MTR from Latvia is also useful for identifying which transit carrier AS41564 uses to reach a given destination, since Orion Network has peering and transit arrangements with multiple providers. If you are troubleshooting connectivity from Baltic users to your server and want to understand the specific path, MTR from Riga gives you the hop detail that ping and TCP checks cannot provide. Combining MTR from Latvia with MTR from Lithuania and Estonia gives you a complete Baltic routing picture.

Latvia Network Infrastructure

Riga is the central routing hub for Latvia and plays a wider role as a transit point for Baltic internet traffic. LIXP (Latvian Internet Exchange Point) is the country's main neutral peering fabric, connecting Latvian ISPs, transit providers, and content networks. TeleHouse Riga offers carrier-neutral colocation alongside exchange services. Together these give Riga a well-connected peering ecosystem for a city of its size, with paths to both Estonian and Lithuanian networks running directly without needing to transit through Warsaw or Frankfurt.

Our Riga probe node runs on AS41564, operated by Orion Network Limited. The physical data center is operated by Fiber Grid INC, a Latvian colocation provider. Orion Network Limited is an ISP with upstream transit that covers Baltic, Nordic, and Central European destinations. Fiber Grid INC operates as a carrier-neutral facility in Riga, which means multiple ISPs and transit providers colocate there and provide the node with good path diversity compared to a single-carrier data center.

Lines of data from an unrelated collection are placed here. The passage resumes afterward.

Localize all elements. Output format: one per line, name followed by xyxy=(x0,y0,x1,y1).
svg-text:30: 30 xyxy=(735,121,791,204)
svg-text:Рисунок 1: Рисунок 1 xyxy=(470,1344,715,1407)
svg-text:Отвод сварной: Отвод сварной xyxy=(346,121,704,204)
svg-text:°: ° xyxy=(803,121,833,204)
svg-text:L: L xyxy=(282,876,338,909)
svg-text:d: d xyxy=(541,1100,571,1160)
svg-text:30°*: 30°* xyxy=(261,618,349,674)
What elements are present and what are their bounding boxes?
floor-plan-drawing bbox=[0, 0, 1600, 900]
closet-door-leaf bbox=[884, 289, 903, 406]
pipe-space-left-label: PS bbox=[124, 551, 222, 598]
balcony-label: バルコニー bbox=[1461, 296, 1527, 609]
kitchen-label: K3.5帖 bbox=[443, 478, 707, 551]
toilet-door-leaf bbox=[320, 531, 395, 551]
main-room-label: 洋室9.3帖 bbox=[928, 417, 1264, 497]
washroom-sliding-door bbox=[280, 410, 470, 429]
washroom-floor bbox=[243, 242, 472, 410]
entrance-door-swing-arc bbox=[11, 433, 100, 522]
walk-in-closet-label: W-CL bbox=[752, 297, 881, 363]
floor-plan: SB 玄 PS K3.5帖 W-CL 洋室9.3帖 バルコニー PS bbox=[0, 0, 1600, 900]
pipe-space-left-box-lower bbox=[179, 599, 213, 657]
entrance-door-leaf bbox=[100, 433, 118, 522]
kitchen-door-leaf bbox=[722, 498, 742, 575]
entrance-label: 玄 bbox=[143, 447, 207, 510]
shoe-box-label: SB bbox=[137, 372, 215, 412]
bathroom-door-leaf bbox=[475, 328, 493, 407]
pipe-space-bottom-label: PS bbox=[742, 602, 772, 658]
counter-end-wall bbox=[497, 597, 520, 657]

Riga's position at the center of the Baltic states gives it low latency to both Tallinn (around 10 ms) and Vilnius (around 8 ms). Warsaw is reachable in around 22 ms. Stockholm is around 35–40 ms. Frankfurt is typically 45–55 ms from well-peered Riga infrastructure. These figures make Latvia a useful test location for measuring connectivity across the entire Baltic corridor, since Riga can reach all three Baltic capitals and their carrier ecosystems with minimal latency overhead.

Baltic undersea cables connect Latvia to Sweden via the Gulf of Bothnia route and to Germany via cables running through the Baltic Sea. Telia (AS1299), Tele2 (AS1257), and Latvian state-linked provider Lattelecom (AS12578) are among the primary transit carriers for international traffic. The domestic backbone is served by Lattelecom, LMT, and Bite, with several smaller ISPs and hosting providers peering at LIXP to keep local traffic local rather than routing it internationally.

Latvia is an EU member with EU data protection regulations, making it suitable for hosting applications that must stay within EU jurisdictions. The Riga data center market has grown steadily, driven by the Baltic tech sector and by operators who want a lower-cost EU hosting location compared to Amsterdam, Frankfurt, or London. Several international hosting companies maintain Riga nodes specifically to serve Baltic and Eastern European users with lower latency than routing everything through Western European hubs.